Performance Evaluation of Phonetic Matching Algorithms on English Words and Street Names - Comparison and Correlation

Keerthi Koneru, Venkata Sai Venkatesh Pulla, Cihan Varol

Abstract

Researchers confront major problems while searching for various kinds of data in the large imprecise database, as they are not spelled correctly or in the way they were expected to be spelled. As a result, they cannot find the word they sought. Over the years of struggle, pronunciation of words was considered to be one of the practices to solve the problem effectively. The technique used to acquire words based on sounds is known as “Phonetic Matching”. Soundex is the first algorithm proposed and other algorithms like Metaphone, Caverphone, DMetaphone, Phonex etc., are also used for information retrieval in different environments.
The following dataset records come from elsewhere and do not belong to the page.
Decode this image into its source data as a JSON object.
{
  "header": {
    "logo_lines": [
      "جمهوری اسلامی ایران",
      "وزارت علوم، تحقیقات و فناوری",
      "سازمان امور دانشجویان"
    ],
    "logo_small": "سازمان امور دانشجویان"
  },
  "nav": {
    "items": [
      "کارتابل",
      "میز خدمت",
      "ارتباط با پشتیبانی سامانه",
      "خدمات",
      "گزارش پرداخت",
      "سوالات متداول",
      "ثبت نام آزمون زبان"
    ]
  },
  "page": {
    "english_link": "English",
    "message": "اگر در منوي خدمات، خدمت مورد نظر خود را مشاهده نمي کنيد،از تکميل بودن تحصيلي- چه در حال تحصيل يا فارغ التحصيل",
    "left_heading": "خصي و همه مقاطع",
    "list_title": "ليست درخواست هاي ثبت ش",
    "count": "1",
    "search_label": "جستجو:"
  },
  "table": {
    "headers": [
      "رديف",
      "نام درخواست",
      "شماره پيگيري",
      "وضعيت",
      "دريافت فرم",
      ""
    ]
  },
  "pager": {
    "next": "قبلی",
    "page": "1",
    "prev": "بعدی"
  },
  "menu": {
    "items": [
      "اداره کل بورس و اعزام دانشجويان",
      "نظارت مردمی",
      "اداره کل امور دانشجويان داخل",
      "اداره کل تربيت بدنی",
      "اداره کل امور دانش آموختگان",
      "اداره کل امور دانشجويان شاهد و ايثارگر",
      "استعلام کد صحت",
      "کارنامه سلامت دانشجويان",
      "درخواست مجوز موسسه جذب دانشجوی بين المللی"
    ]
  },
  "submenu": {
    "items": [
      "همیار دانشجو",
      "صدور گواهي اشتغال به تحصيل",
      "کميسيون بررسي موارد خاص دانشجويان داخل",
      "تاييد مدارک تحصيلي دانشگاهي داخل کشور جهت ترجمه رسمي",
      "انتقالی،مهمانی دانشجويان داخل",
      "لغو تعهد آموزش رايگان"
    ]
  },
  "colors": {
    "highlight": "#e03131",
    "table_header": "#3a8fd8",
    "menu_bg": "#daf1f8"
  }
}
This paper deals with the analysis and evaluation of different phonetic matching algorithms on several datasets comprising of street names of North Carolina and English dictionary words. The analysis clearly states that there is no clear best technique for generic word lists as Metaphone has best performance for English dictionary words, while NYSIIS has better performance for datasets having street names. Though Soundex has high accuracy in correcting the exact words compared to other algorithms, it has lower precision due to more noise in the considered arena. The experimental results paved way for introducing some suggestions that would aid to make databases more concrete and achieve higher data quality.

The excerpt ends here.